If, when you did that, the marginal increase in likelihood of new extremes fell more in line with the (e.g.) 20% that seems typical of recent attribution studies, then this would place what is now an extreme outlier result (as it is being interpreted, not as the authors described it) more in line with the rest of the literature.

Re:110

Hey Christopher,

At issue is the difficulty in separating the various contributors. I believe the primary issue with the AMO effect is that the Arctic patterns are likely the driving force of circulation. The issue that this analysis is based on is; How do you separate primary forcing and secondary or even tertiary forcing from natural variation? In this case I believe they took the right choice by not separating them or assigning a “SWAG” value.

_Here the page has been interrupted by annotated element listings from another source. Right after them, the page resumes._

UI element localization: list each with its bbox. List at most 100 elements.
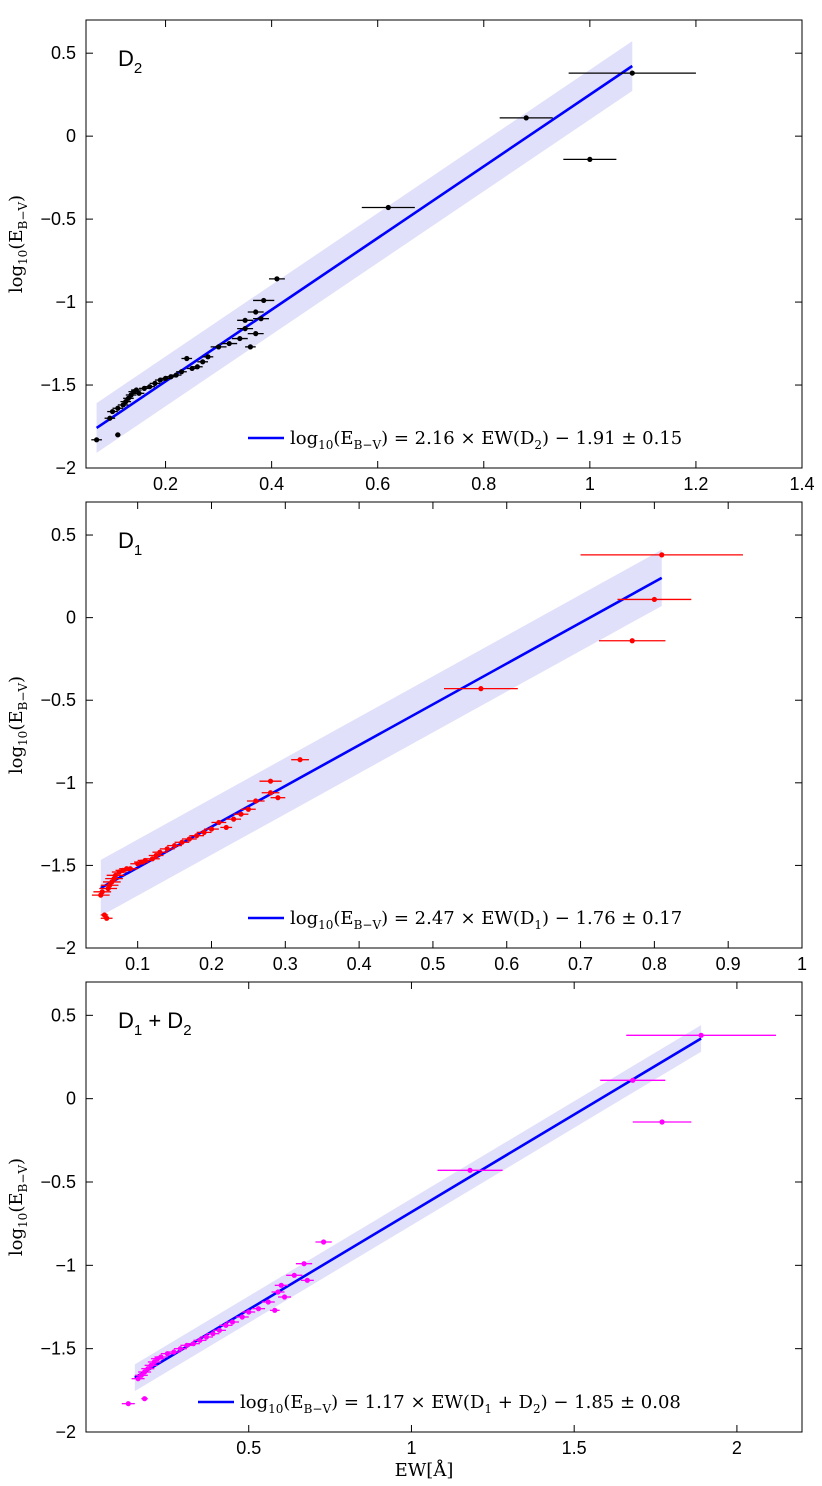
data-point [268, 276, 285, 282]
y-tick-label: 0.5 [51, 525, 76, 545]
chart-panel-1: 0.2 0.4 0.6 0.8 1 1.2 1.4 0.5 0 −0.5 −1 −1.5 −2 log10… [6, 19, 815, 494]
data-point [196, 829, 212, 835]
data-marker [205, 354, 211, 360]
data-marker [135, 1376, 141, 1382]
x-tick-label: 0.7 [568, 954, 593, 974]
data-point [291, 757, 309, 763]
data-marker [267, 790, 274, 796]
data-marker [272, 1307, 278, 1313]
data-point [189, 833, 205, 839]
data-point [269, 1307, 280, 1313]
data-point [144, 384, 155, 390]
data-point [181, 836, 197, 842]
data-marker [158, 1354, 164, 1360]
plot-area [121, 1025, 776, 1407]
data-point [247, 331, 264, 337]
data-point [563, 156, 617, 162]
data-point [131, 1376, 145, 1382]
data-point [600, 1077, 666, 1083]
data-marker [104, 915, 110, 921]
plot-area [91, 549, 743, 921]
data-point [274, 1282, 288, 1288]
data-marker [197, 1337, 203, 1343]
data-point [206, 1331, 220, 1337]
axes-frame [85, 19, 803, 469]
data-marker [242, 317, 248, 323]
data-marker [242, 326, 248, 332]
data-marker [275, 795, 281, 801]
fit-line [95, 64, 634, 430]
data-marker [223, 824, 229, 831]
y-tick-label: −1.5 [40, 375, 76, 395]
y-tick-label: −2 [55, 938, 76, 958]
data-point [241, 806, 256, 812]
data-point [632, 1119, 692, 1125]
data-point [149, 380, 161, 386]
data-point [237, 317, 254, 323]
data-marker [115, 405, 121, 411]
data-point [176, 369, 187, 375]
data-marker [265, 1299, 271, 1305]
data-marker [194, 364, 200, 370]
x-tick-label: 0.2 [153, 474, 178, 494]
data-point [147, 1359, 161, 1365]
fit-line [100, 576, 663, 890]
data-marker [226, 340, 232, 347]
data-point [580, 552, 743, 558]
x-tick-label: 0.1 [125, 954, 150, 974]
data-point [202, 354, 214, 360]
x-tick-label: 0.9 [716, 954, 741, 974]
data-point [237, 326, 254, 332]
data-point [145, 856, 160, 862]
data-point [444, 686, 518, 692]
data-point [170, 372, 182, 378]
data-marker [203, 1334, 210, 1340]
data-marker [179, 839, 185, 845]
data-marker [385, 204, 391, 211]
data-point [133, 390, 145, 396]
data-marker [99, 889, 105, 895]
data-marker [587, 156, 593, 162]
data-marker [239, 1314, 245, 1320]
data-point [261, 790, 280, 796]
data-point [226, 816, 242, 822]
y-tick-label: −2 [55, 458, 76, 478]
data-point [193, 1337, 207, 1343]
data-point [220, 824, 233, 831]
data-point [253, 316, 269, 322]
data-point [152, 849, 168, 855]
panel-label: D2 [118, 46, 142, 77]
y-tick-label: −1 [55, 292, 76, 312]
data-point [167, 1349, 181, 1355]
x-tick-label: 1.4 [789, 474, 814, 494]
data-marker [651, 596, 657, 603]
x-tick-label: 1 [585, 474, 595, 494]
data-marker [698, 1032, 704, 1038]
data-marker [261, 297, 267, 304]
data-marker [253, 798, 259, 804]
data-marker [229, 1319, 236, 1325]
data-marker [190, 1341, 196, 1347]
data-marker [267, 778, 274, 784]
data-marker [274, 276, 280, 282]
data-marker [659, 1119, 665, 1125]
data-marker [127, 866, 133, 872]
data-point [173, 1346, 187, 1352]
chart-panel-2: 0.1 0.2 0.3 0.4 0.5 0.6 0.7 0.8 0.9 1 0.5 0 −0.5 −1 −1… [6, 501, 807, 974]
data-marker [148, 1362, 154, 1368]
data-marker [94, 437, 100, 443]
x-tick-label: 0.5 [236, 1438, 261, 1458]
data-point [134, 1372, 148, 1378]
y-tick-label: −2 [55, 1422, 76, 1442]
data-marker [216, 1327, 223, 1333]
data-point [235, 1314, 249, 1320]
data-marker [629, 70, 635, 76]
data-point [211, 819, 227, 826]
data-marker [478, 686, 484, 692]
x-axis-label: EW[Å] [395, 1459, 454, 1481]
y-axis-label: log10(EB−V) [6, 195, 30, 293]
data-marker [247, 344, 254, 350]
x-tick-label: 0.6 [494, 954, 519, 974]
data-marker [659, 552, 665, 558]
data-point [148, 852, 164, 859]
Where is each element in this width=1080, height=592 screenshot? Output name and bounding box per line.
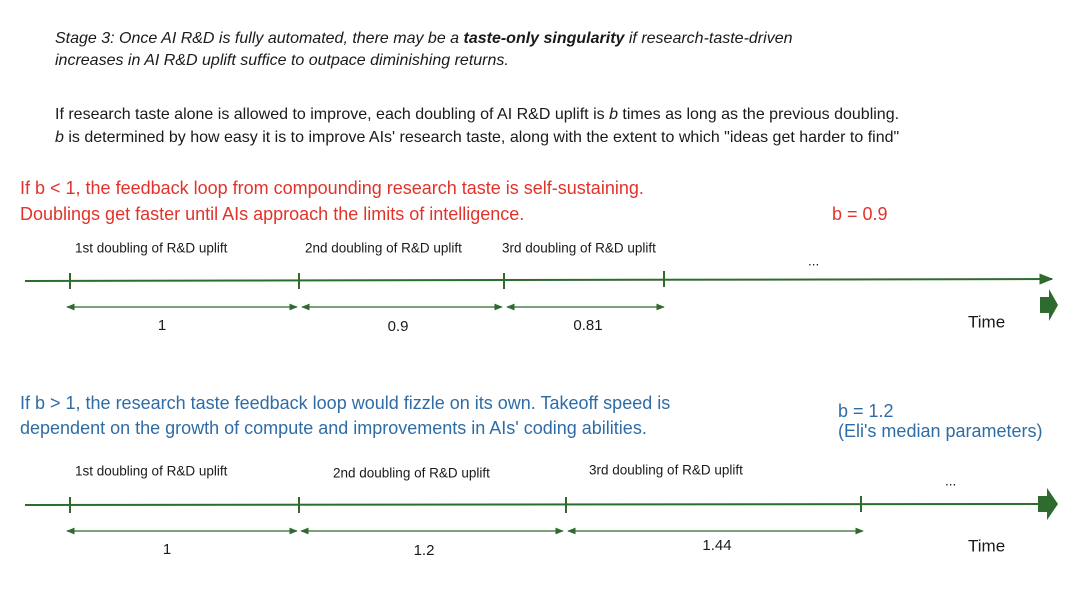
panel-text: Doublings get faster until AIs approach …	[20, 204, 524, 224]
stage-line-1: Stage 3: Once AI R&D is fully automated,…	[55, 30, 793, 47]
duration: 1	[158, 317, 166, 334]
timeline	[24, 503, 1041, 506]
panel-text: If b < 1, the feedback loop from compoun…	[20, 178, 644, 198]
ellipsis: ...	[808, 254, 819, 269]
stage-text: if research-taste-driven	[624, 30, 792, 47]
intro-var: b	[55, 129, 64, 146]
time-label: Time	[968, 312, 1005, 331]
duration: 1.44	[702, 537, 731, 554]
doubling-label: 1st doubling of R&D uplift	[75, 464, 228, 479]
duration: 0.81	[573, 317, 602, 334]
intro-text: If research taste alone is allowed to im…	[55, 106, 609, 123]
time-arrow	[1038, 488, 1058, 520]
ticks	[69, 271, 665, 289]
stage-line-2: increases in AI R&D uplift suffice to ou…	[55, 52, 509, 69]
b-label: b = 1.2	[838, 401, 894, 421]
stage-emphasis: taste-only singularity	[464, 30, 626, 47]
panel-text: If b > 1, the research taste feedback lo…	[20, 393, 670, 413]
duration: 1.2	[414, 542, 435, 559]
intro-var: b	[609, 106, 618, 123]
b-label: b = 0.9	[832, 204, 888, 224]
ellipsis: ...	[945, 474, 956, 489]
timeline	[24, 273, 1054, 285]
duration: 1	[163, 541, 171, 558]
panel-text: dependent on the growth of compute and i…	[20, 418, 647, 438]
doubling-label: 2nd doubling of R&D uplift	[305, 241, 462, 256]
doubling-label: 2nd doubling of R&D uplift	[333, 466, 490, 481]
b-note: (Eli's median parameters)	[838, 421, 1043, 441]
doubling-label: 3rd doubling of R&D uplift	[589, 463, 743, 478]
time-arrow	[1040, 289, 1058, 321]
intro-line-1: If research taste alone is allowed to im…	[55, 106, 899, 123]
ticks	[69, 496, 862, 513]
time-label: Time	[968, 536, 1005, 555]
stage-text: Stage 3: Once AI R&D is fully automated,…	[55, 30, 464, 47]
doubling-label: 3rd doubling of R&D uplift	[502, 241, 656, 256]
intro-text: is determined by how easy it is to impro…	[64, 129, 899, 146]
doubling-label: 1st doubling of R&D uplift	[75, 241, 228, 256]
intro-text: times as long as the previous doubling.	[618, 106, 899, 123]
duration: 0.9	[388, 318, 409, 335]
intro-line-2: b is determined by how easy it is to imp…	[55, 129, 899, 146]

If you knew the local variation limits or range maximums you could then suggest that any value that exceeds the maximum range would have to be driven by another process. The question is how do you determine what the maximum range component is? If we look at the apparent repeating maximums and subtract the variation in the mean, you are in essence normalizing the data set. (Removing the trend.) To then assign a value of 100 to the 1940s peak you get what appears to be a normal distribution if you remove the @2000 and above values. Though there are major indications of a process change when the normal variation starts stagnating on one side or the other of the mean. The cooling stagnation with a snap temperature rebound is very characteristic of weather, which is abnormal in normal statistics.

If anything, it is this one characteristic which appears to suggest that the extreme warming event is a normal weather event. Weather unlike large populations of random numbers or measures of single processes does not “behave”. Though short periods may appear to be elastic, they are not elastic in the sense of equal and opposite effect. Again the reason is we are measuring both a closed system and an open system which appears to share the same source; but different sinks. One of the two, leaks…

That the source does not seem to vary then the destination of the energy in the system should be entrophy. Hence, if the energy is increasing in the system there has to be a change in the sinks. Thus, a rebound which is higher can only happen if the total energy in the system is increasing. The measure of that increase is what is being attempted. To move beyond the work that has been done here will require additional effort and measures. I believe many would like to achieve as you request; however, it will have to wait for another day and more information before it can be achieved.

Cheers!

Dave Cooke

(PS: And yes I know I bury it, I just write as I think it and it takes too long for me to render the husk from the kernal to respond in a clear concise manner, sorry.)

Re. Stefans response to my #106 post, Tamino at #97 and #108,

Thanks guys,

I stand corrected (in the algebra as well, thanks Tamino). I realised there was an error in my thinking soon after pressing “Submit”. It’s in the nature of blogs that not enough thinking and error correction occurs before publication.

In a nutshell, my concern was that the estimated ATTRIBUTION of the record to a warming trend versus random variation about the mean was not made INDEPENDENTLY of the 2010 record itself, a record which clearly drew the attention of Stefan and Dim Coumou and other researchers.

As Tamino points out, the decision to analyse was driven by the record itself, INDEPENDENT of whether it was ATTRIBUTED (due) to a trend or random variation.

Furthermore the process of estimating the ATTRIBUTION excluded the 2010 record. So the only remaining issue is whether the trend immediately prior to 2010 contains INFORMATION about the 2010 record that is a result of short range AUTOCORRELATION rather than a longer term trend. Tamino in #97 points out that the autocorrelation is weak. The six years leading up to 2010 were close to the long term mean.

So congratulations to Stefan & Don on the paper and thank you Tamino for helping me get my statistical thinking right.

I’m looking forward to your paper Stefan!

Why do I have to search into the farthest depths of the internet to find any relevant and compelling research on GW and mainstream outlets these days have nothing to say unless its some quack scientist with a quack theory that they think will bring some ratings? Thanks or the post.